The present invention configured as described above allows the high frequency oscillated in the magnetron (not shown in the figure) to be transmitted into the cooking chamber through the waveguide 200 and then hit each plate constituting the cavity 100 and then delivered to the food put in the cooking chamber. It is a known technical configuration.

However, the most important technical configuration of the present invention is that the stepped portion 111 is formed on one side plate 101 and the rear plate 102 in which the waveguide 200 of each plate constituting the cavity 100 is formed and an arc-shaped reflection groove portion ( When the high frequency through the waveguide 200 is irradiated into the cooking chamber and hits the side plate 101 and the rear plate 102 to form 110, the length L and the width W formed on the inner surface of the thick plate 102 as shown in FIG. 3. By the reflecting groove 110 having a), the focal point F of the high frequency is formed to the left and right of the food, and also the reflection having the length L and the width W formed on the inner surface of the side plate 101 as shown in FIG. 4. The focus 110 of the high frequency is formed by the groove 110 up and down the food, and the entire food passes through these focal points by rotating the tray, so that more uniform and efficient cooking is possible.

At this time, the radius of curvature of the arc forming the reflecting groove 110 is determined by the focal length f such that the focal point F is located in the food.
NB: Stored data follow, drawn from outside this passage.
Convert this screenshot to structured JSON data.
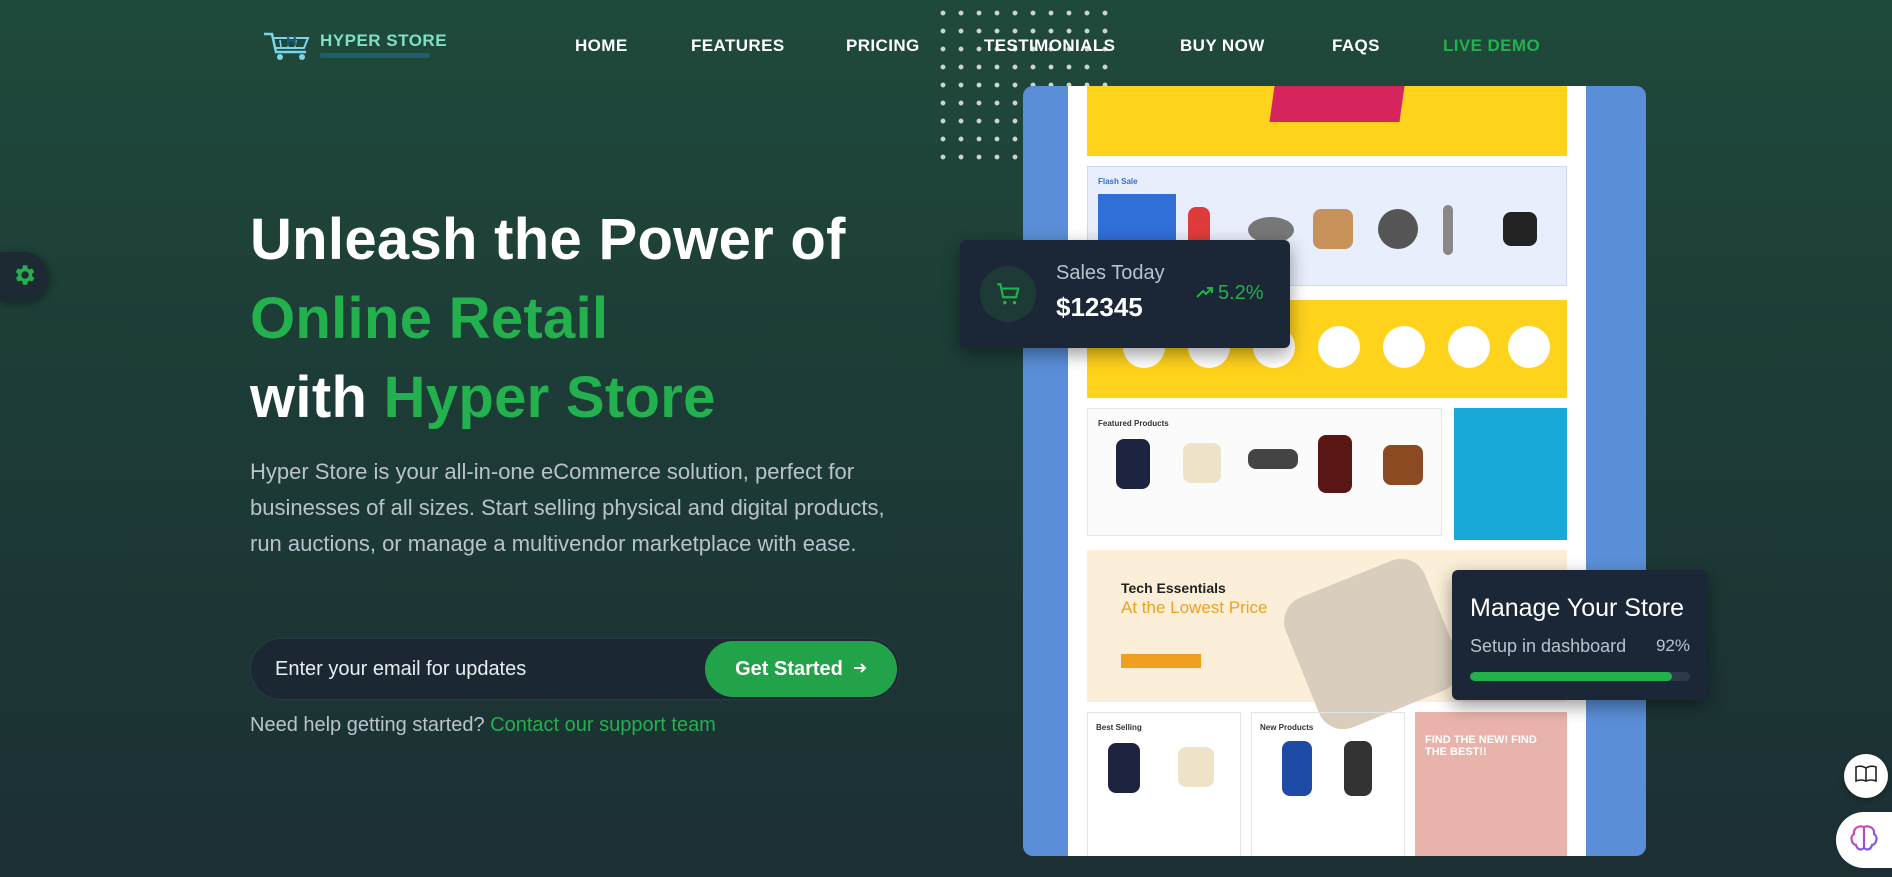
{
  "brand": {
    "name": "HYPER STORE"
  },
  "nav": {
    "items": [
      {
        "label": "HOME"
      },
      {
        "label": "FEATURES"
      },
      {
        "label": "PRICING"
      },
      {
        "label": "TESTIMONIALS"
      },
      {
        "label": "BUY NOW"
      },
      {
        "label": "FAQS"
      },
      {
        "label": "LIVE DEMO"
      }
    ]
  },
  "hero": {
    "title_line1": "Unleash the Power of",
    "title_line2": "Online Retail",
    "title_line3_prefix": "with",
    "title_line3_highlight": "Hyper Store",
    "description": "Hyper Store is your all-in-one eCommerce solution, perfect for businesses of all sizes. Start selling physical and digital products, run auctions, or manage a multivendor marketplace with ease.",
    "email_placeholder": "Enter your email for updates",
    "cta_label": "Get Started",
    "cta_icon": "arrow-right-icon",
    "help_text": "Need help getting started?",
    "help_link": "Contact our support team"
  },
  "sales_card": {
    "label": "Sales Today",
    "value": "$12345",
    "change": "5.2%",
    "icon": "cart-icon"
  },
  "manage_card": {
    "title": "Manage Your Store",
    "label": "Setup in dashboard",
    "percent_text": "92%",
    "progress": 0.92
  },
  "mockup": {
    "flash_title": "Flash Sale",
    "featured_title": "Featured Products",
    "tech_title": "Tech Essentials",
    "tech_subtitle": "At the Lowest Price",
    "best_title": "Best Selling",
    "new_title": "New Products",
    "find_text": "FIND THE NEW! FIND THE BEST!!"
  },
  "colors": {
    "accent": "#22b14c",
    "background": "#1f4a3b",
    "card": "#1b2736"
  }
}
That is, the present invention is a high frequency because the injection method by the reflection groove 110 formed in the side plate 101 and the rear plate 102 of the cavity 100 in addition to the dispersion method by the conventional tray (not shown) The dispersion efficiency of is further improved.

In addition, the reflecting groove 110 may be formed on the top plate and the front plate as well as the side plate 101 and the rear plate 102.
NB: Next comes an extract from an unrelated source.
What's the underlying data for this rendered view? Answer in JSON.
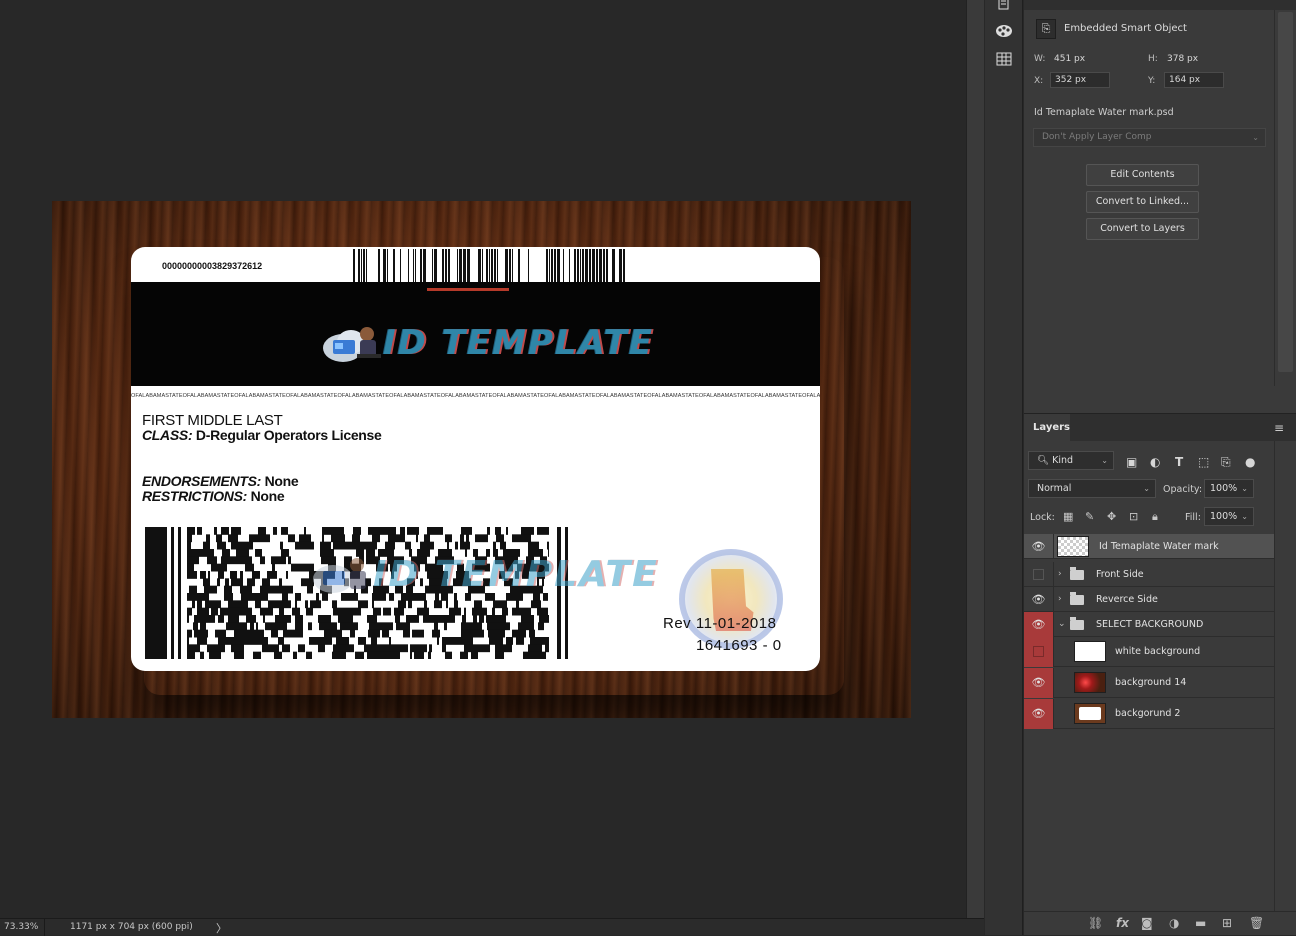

In addition, the shape of the reflective groove 110 formed on the side plate 101 and the rear plate 102 are opposite to each other, that is, the reflective groove 110 formed on the side plate 101 has a stepped portion 111 formed up and down and left and right. Is formed in an arc shape, the reflecting groove 110 formed on the back plate 102 is formed so that the stepped portion 111 is formed to the left and right, and the upper and lower arcs, so that the focus direction of the high frequency up and down, left and right different from each other Is evenly delivered to food.

As described above, the present invention forms a reflection groove in one side plate and a rear plate of a plurality of plates constituting the cavity, and when the high frequency enters the cooking chamber and hits the side plate and the rear plate, the food is moved into a focus formed up, down, left and right by the reflection groove. By rotating the food is prevented from being locally heated, the food is heated evenly, thereby improving the cooking efficiency of the food, which is a very useful design that can improve the taste of the food.

Claims (3)

In forming the cavity of the microwave oven, one side side plate 101 and the rear plate 102 of each plate constituting the cavity 100 are formed with stepped portions 111 up and down, and the left and right reflection grooves 110 formed in an arc shape. Microwave high frequency dispersion structure, characterized in that formed by The microwave high frequency dispersion structure of claim 1, wherein the width L and the length W of the reflective groove 110 formed on the side plate 101 and the rear plate 102 are formed differently. The microwave dispersion structure of the microwave oven according to claim 1, wherein the reflection grooves 110 formed on the side plate 101 and the rear plate 102 are formed to be opposite to each other.